Then, use the pandas correlation function to calculate the correlations between the original and shifted data. Store the result in the float variables `weekly_corr` and `biweekly_corr`.

In [None]:
# customers_week_before = 
# customers_2_weeks_before = 

# weekly_corr = 
# biweekly_corr = 

# YOUR CODE HERE
raise NotImplementedError()

In [None]:
assert isinstance(customers_week_before, pd.Series) and isinstance(customers_2_weeks_before, pd.Series), \
'The results should be a series.'
assert int(customers_week_before.loc['2016-01-09']) == int(customers_2_weeks_before.loc['2016-01-02']), \
"Did you shift the data correctly?"
np.testing.assert_almost_equal(weekly_corr, 0.66, decimal=2, err_msg="Not correct, try again.")
np.testing.assert_almost_equal(biweekly_corr, 0.56, decimal=2, err_msg="Not correct, try again.")

### 6.3 Negative trends

You were very fast and impressed your boss. Now you should dive deeper and analyze data from all stores. Find out which stores have a negative trend in customer numbers. The answer should be a list of the store numbers (integers) called `stores_neg_trend`. 

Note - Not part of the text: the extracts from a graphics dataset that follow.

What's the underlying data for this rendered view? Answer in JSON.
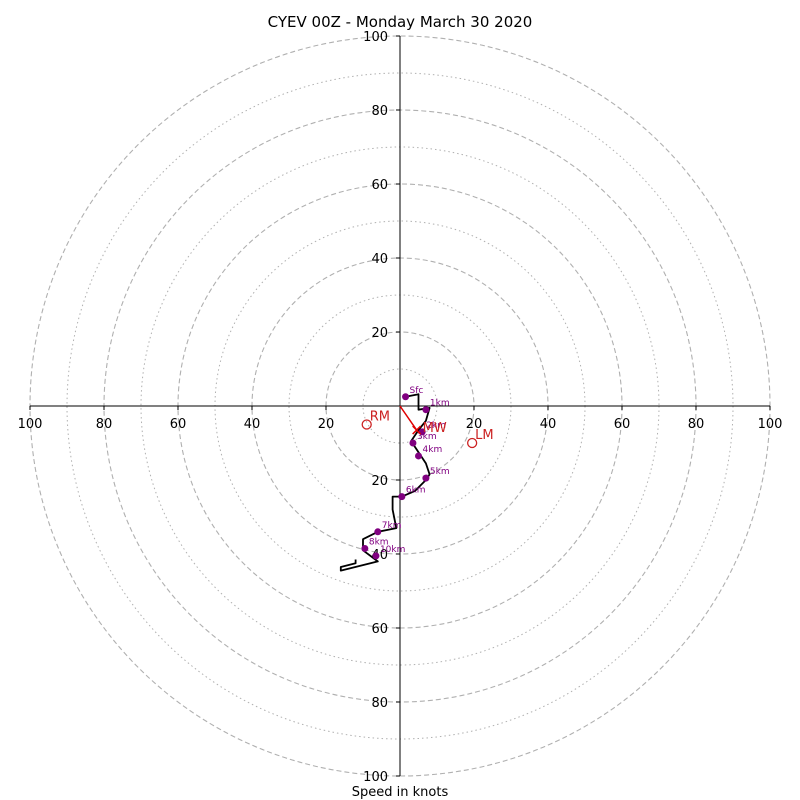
{
  "chart_data": {
    "type": "hodograph",
    "title": "CYEV 00Z - Monday March 30 2020",
    "xlabel": "Speed in knots",
    "ylabel": "",
    "range": [
      -100,
      100
    ],
    "rings_dashed": [
      20,
      40,
      60,
      80,
      100
    ],
    "rings_dotted": [
      10,
      30,
      50,
      70,
      90
    ],
    "ticks": [
      {
        "value": -100,
        "label": "100"
      },
      {
        "value": -80,
        "label": "80"
      },
      {
        "value": -60,
        "label": "60"
      },
      {
        "value": -40,
        "label": "40"
      },
      {
        "value": -20,
        "label": "20"
      },
      {
        "value": 20,
        "label": "20"
      },
      {
        "value": 40,
        "label": "40"
      },
      {
        "value": 60,
        "label": "60"
      },
      {
        "value": 80,
        "label": "80"
      },
      {
        "value": 100,
        "label": "100"
      }
    ],
    "hodograph_trace": [
      [
        1.5,
        2.5
      ],
      [
        5,
        3.2
      ],
      [
        5,
        -1
      ],
      [
        8,
        -0.5
      ],
      [
        7,
        -4
      ],
      [
        5,
        -6.5
      ],
      [
        3,
        -9.5
      ],
      [
        5,
        -12.5
      ],
      [
        7,
        -15.5
      ],
      [
        8,
        -18.5
      ],
      [
        7,
        -20
      ],
      [
        4,
        -23
      ],
      [
        0.5,
        -24.5
      ],
      [
        -2,
        -24.5
      ],
      [
        -2,
        -28
      ],
      [
        -1,
        -33
      ],
      [
        -6,
        -34
      ],
      [
        -10,
        -36
      ],
      [
        -10,
        -39
      ],
      [
        -6,
        -42
      ],
      [
        -8,
        -42.5
      ],
      [
        -16,
        -44.5
      ],
      [
        -16,
        -43.5
      ],
      [
        -12,
        -42.5
      ],
      [
        -12,
        -41.5
      ]
    ],
    "height_markers": [
      {
        "label": "Sfc",
        "u": 1.5,
        "v": 2.5
      },
      {
        "label": "1km",
        "u": 7,
        "v": -1
      },
      {
        "label": "2km",
        "u": 6,
        "v": -7
      },
      {
        "label": "3km",
        "u": 3.5,
        "v": -10
      },
      {
        "label": "4km",
        "u": 5,
        "v": -13.5
      },
      {
        "label": "5km",
        "u": 7,
        "v": -19.5
      },
      {
        "label": "6km",
        "u": 0.5,
        "v": -24.5
      },
      {
        "label": "7km",
        "u": -6,
        "v": -34
      },
      {
        "label": "8km",
        "u": -9.5,
        "v": -38.5
      },
      {
        "label": "10km",
        "u": -6.5,
        "v": -40.5
      }
    ],
    "storm_motion": [
      {
        "label": "RM",
        "u": -9,
        "v": -5
      },
      {
        "label": "LM",
        "u": 19.5,
        "v": -10
      },
      {
        "label": "MW",
        "u": 4.5,
        "v": -6.5
      }
    ],
    "mean_wind_vector": {
      "u": 4.5,
      "v": -6.5
    },
    "colors": {
      "trace": "#000000",
      "marker": "#800080",
      "storm": "#cc2222",
      "mean_wind": "#e00000",
      "ring": "#b0b0b0",
      "axis": "#000000"
    }
  }
}
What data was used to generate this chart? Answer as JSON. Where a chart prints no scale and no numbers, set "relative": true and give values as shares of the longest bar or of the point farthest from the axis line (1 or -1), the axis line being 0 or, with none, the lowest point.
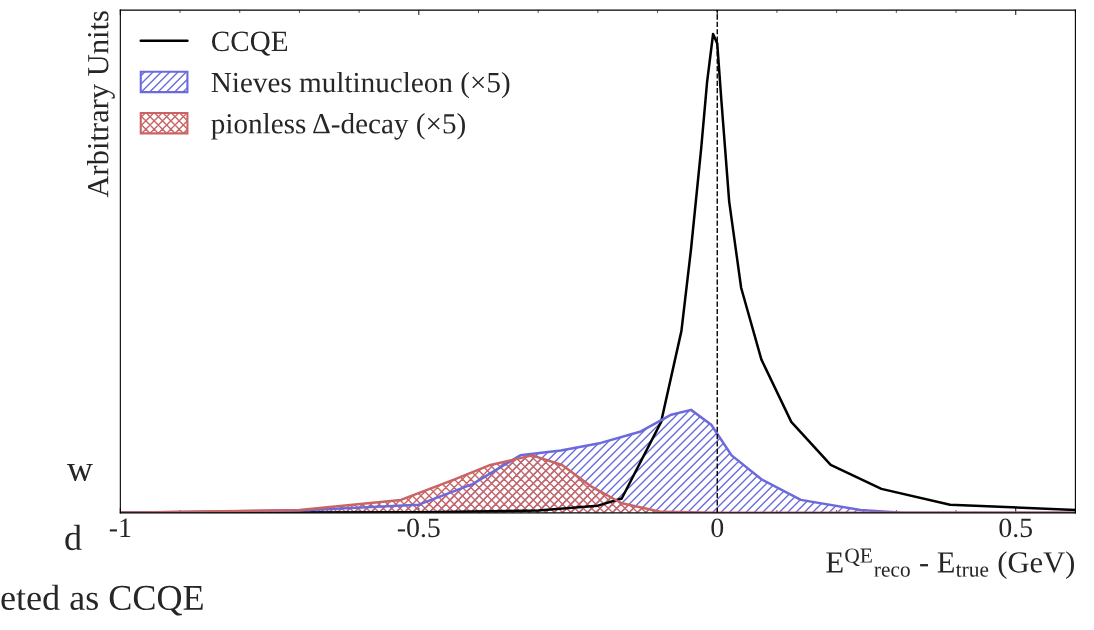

This one is a bit harder and there are several ways to solve it. A few clues:
- Assume linear trends where the trend is characterized by the slope of the linear regression.
- This is just an EDA, we're not building a predictive model, so you don't need to split your dataset.
- For each store time series, don't forget to fill the missing dates using a `KNNImputer`.

In [None]:
# stores_neg_trend = 

# YOUR CODE HERE
raise NotImplementedError()

In [None]:
assert isinstance(stores_neg_trend,list), 'The result should be a list.'
assert len(stores_neg_trend) == 32, 'The length of the list is not correct.'
assert hashlib.sha256(json.dumps(''.join([str(i) for i in sorted(stores_neg_trend)])).encode()).hexdigest() == \
'da7dbee9e8e950abcbe18f37a82b783a75df8a7e979d33112fbd85f7ee45e947', 'Not correct, try again.'
print("Correct! Your boss is ecstatic about your work and decides to give you a 200% raise!...")